Der Kläger mietete für den zum Kauf eines Ersatzfahrzeugs erforderlichen Zeitraum von 14 Kalendertagen ein Ersatzfahrzeug. Bereits im April 2005 hatte der Kläger ein Neufahrzeug bestellt, das erst im Dezember 2005 geliefert werden sollte. Mit Schreiben vom 17.10.2005 teilte er der beklagten Versicherung mit, dass er bis zum Zeitpunkt der Lieferung des Neufahrzeugs Nutzungsausfall geltend machen werde, falls die Beklagte nicht innerhalb einer Woche ihr Veto einlegen würde. Die Beklagte reagierte hierauf nicht. Das Amtsgericht hat der Klage auf vollständigen Ersatz des Nutzungsausfallschadens stattgegeben. Auf Berufung der Beklagten hat das LG die Klage abgewiesen und die Revision zugelassen. Der BGH wies den Anspruch auf Nutzungsausfall bis zur Anschaffung des Neufahrzeuges endgültig ab.

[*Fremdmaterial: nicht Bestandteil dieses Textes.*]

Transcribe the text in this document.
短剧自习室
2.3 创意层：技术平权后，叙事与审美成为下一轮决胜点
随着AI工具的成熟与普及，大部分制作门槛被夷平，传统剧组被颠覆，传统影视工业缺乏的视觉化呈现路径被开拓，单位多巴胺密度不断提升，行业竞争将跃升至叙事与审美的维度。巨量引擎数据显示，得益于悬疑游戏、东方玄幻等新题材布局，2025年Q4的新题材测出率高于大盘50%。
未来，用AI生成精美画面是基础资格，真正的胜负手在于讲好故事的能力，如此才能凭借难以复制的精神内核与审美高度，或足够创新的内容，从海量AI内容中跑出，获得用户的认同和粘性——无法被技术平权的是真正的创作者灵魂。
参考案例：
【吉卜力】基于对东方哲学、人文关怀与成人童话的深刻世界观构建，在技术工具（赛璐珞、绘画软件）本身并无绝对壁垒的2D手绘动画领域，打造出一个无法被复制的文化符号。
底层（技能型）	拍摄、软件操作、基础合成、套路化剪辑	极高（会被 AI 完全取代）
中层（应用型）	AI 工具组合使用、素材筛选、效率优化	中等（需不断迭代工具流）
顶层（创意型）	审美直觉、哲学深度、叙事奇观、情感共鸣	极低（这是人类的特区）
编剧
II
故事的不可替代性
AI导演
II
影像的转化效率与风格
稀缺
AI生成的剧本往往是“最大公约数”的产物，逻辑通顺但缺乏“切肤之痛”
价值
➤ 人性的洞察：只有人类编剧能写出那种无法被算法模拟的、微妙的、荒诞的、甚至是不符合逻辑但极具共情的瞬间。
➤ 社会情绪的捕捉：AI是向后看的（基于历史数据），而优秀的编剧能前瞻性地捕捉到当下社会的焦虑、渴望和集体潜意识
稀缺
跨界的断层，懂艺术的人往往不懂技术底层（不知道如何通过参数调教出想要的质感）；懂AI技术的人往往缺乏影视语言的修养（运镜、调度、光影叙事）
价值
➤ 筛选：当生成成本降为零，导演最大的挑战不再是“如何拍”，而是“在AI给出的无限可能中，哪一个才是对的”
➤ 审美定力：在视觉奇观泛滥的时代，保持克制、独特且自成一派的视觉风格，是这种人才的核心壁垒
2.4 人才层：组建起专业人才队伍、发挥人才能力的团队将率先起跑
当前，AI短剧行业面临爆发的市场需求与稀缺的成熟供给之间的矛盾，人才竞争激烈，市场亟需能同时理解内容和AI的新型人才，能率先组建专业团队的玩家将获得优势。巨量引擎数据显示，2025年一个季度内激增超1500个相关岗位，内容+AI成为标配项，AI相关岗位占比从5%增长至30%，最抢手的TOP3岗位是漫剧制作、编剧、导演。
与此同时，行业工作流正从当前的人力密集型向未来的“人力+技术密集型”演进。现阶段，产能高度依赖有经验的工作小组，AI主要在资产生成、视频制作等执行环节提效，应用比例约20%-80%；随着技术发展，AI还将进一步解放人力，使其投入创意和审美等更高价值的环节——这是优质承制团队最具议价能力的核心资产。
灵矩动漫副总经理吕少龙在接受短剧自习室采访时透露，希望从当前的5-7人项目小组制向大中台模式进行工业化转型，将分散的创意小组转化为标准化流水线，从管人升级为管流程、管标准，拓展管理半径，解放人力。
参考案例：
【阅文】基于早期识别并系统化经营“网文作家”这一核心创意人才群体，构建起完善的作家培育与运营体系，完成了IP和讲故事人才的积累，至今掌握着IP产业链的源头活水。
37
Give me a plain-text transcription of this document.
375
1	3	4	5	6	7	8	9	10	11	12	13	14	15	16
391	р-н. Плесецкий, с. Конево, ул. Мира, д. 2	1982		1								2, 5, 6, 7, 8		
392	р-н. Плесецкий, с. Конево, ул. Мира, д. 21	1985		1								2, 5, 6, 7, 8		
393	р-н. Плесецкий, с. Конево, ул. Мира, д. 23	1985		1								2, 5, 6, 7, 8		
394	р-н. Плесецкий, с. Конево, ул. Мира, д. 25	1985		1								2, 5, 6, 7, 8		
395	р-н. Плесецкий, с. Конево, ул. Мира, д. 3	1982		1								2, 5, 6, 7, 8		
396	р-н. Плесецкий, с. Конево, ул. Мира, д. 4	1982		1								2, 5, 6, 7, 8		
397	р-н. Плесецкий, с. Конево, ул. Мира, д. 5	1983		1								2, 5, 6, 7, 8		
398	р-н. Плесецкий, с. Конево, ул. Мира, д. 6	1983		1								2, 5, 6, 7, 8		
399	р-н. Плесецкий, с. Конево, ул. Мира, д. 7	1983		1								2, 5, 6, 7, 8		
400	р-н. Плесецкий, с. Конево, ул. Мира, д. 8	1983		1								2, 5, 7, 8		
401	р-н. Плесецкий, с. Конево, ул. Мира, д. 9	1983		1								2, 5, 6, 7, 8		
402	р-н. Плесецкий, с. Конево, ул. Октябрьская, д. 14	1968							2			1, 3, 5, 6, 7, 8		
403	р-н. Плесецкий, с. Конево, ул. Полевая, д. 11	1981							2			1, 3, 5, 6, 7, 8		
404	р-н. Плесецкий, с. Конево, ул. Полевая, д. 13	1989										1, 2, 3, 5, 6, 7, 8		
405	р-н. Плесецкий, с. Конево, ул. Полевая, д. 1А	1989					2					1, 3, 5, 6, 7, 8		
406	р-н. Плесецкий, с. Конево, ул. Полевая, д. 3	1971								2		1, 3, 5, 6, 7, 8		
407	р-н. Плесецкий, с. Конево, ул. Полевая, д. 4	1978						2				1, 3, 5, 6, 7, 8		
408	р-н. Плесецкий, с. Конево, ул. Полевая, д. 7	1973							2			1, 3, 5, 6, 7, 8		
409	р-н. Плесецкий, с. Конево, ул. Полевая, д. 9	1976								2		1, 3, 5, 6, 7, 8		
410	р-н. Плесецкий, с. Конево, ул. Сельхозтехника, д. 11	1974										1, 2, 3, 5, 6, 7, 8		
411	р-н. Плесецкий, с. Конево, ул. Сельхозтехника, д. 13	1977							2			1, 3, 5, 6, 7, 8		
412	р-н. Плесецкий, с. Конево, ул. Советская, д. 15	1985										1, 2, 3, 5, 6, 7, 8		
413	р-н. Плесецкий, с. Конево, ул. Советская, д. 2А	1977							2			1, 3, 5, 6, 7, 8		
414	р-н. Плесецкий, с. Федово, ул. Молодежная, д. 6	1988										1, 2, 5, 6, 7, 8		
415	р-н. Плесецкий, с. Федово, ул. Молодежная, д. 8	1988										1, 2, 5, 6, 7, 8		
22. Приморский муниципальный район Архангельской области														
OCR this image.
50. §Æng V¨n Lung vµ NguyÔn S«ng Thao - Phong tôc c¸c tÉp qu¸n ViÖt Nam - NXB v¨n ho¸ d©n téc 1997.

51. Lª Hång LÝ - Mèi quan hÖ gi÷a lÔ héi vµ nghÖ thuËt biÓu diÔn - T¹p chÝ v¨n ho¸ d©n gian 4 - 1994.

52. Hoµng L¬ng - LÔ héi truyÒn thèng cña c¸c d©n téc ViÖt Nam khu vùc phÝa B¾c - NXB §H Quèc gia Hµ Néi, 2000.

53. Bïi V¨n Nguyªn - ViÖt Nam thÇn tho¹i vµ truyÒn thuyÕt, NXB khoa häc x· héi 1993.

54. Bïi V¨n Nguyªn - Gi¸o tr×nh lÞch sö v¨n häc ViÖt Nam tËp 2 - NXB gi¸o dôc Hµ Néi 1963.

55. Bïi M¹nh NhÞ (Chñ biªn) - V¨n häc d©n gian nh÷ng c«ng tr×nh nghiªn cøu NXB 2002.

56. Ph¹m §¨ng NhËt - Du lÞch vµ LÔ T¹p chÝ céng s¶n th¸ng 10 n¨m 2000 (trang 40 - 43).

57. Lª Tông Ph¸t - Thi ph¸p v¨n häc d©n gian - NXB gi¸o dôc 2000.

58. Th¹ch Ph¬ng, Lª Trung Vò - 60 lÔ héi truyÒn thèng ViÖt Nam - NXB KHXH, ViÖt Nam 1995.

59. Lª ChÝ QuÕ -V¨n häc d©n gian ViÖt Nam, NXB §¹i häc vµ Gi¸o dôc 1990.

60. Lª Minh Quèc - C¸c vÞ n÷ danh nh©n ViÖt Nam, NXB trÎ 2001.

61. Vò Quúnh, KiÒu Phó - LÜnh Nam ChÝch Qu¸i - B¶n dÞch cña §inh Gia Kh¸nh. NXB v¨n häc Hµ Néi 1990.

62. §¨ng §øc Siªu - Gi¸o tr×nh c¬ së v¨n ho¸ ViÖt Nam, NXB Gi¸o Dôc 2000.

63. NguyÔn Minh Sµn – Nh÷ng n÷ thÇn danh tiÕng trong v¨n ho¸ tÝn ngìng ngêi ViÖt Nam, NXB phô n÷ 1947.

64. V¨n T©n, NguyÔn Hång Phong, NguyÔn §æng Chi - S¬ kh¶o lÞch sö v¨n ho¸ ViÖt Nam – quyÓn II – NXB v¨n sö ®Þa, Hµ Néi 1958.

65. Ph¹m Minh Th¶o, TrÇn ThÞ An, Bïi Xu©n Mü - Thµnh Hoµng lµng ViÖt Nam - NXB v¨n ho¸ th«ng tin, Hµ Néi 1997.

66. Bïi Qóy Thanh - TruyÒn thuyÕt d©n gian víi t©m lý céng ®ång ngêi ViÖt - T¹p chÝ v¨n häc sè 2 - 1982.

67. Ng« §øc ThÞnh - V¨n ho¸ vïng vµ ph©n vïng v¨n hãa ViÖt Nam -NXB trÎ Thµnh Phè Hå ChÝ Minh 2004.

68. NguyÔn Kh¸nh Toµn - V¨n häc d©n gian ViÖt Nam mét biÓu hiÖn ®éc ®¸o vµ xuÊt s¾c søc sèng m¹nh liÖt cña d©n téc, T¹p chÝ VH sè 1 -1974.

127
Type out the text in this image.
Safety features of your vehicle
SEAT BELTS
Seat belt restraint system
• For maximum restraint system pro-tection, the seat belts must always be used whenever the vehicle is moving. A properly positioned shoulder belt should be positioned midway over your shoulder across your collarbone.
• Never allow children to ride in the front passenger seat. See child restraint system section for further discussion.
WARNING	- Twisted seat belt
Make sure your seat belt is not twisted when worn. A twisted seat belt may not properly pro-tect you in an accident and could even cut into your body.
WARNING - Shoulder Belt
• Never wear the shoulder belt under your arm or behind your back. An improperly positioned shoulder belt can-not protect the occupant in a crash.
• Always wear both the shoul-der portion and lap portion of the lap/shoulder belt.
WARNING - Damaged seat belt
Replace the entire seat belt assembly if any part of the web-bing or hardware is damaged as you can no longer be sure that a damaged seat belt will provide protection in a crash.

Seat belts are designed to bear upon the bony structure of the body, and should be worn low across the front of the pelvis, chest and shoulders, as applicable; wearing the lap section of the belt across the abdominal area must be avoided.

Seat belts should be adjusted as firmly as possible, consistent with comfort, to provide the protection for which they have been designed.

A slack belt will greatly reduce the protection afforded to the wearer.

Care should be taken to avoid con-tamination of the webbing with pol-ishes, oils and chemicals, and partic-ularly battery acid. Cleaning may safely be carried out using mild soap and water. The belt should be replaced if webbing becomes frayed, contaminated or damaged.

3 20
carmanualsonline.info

Dies kam etwas überraschend, weil in einem ähnlich gelagerten Fall der BGH zuvor Nutzungsausfall bis zum Erhalt des Neufahrzeugs gewährt hatte.

Der zuvor entschiedene Fall lag aber insofern anders, als es sich schon bei dem beschädigten Fahrzeug um ein Neufahrzeug handelte. Der Anspruch des Geschädigten ging daher von vorneherein auf Anschaffung eines Neufahrzeugs. Auch in diesem Fall hätte der Geschädigte aber ein Interimsfahrzeug erwerben müssen, wären nicht die zusätzlichen Kosten für dessen Erwerb annähernd genau so hoch gewesen, wie die Entschädigung für die zusätzliche Nutzungszeit eines Leihfahrzeugs.

Der BGH vertrat die Auffassung, dass Nutzungsersatz über den für die Beschaffung eines dem Unfallfahrzeug gleichwertigen Ersatzfahrzeugs hinaus nur zugebilligt werden kann,

  • wenn bei wirtschaftlicher Betrachtungsweise die Nutzungsausfallentschädigung die wirtschaftlichen Nachteile, die mit der Anschaffung und dem Wiederverkauf eines Ersatzfahrzeugs zusätzlich entstehen würden, nicht wesentlich übersteigt.
  • Ferner, dass – entgegen der Auffassung des Berufungsgerichts – auch die hypothetischen Zusatzkosten für die Anschaffung eines Interimsfahrzeugs nicht zu ersetzen sind, lediglich die tatsächlich entstandenen Kosten können verlangt werden. Hypothetische Kosten sind keine adäquaten Folgeschäden eines Unfallereignisses.
 

Link zur Entscheidung

BGH, Urteil v. 10.3.2009, VI ZR 211/08.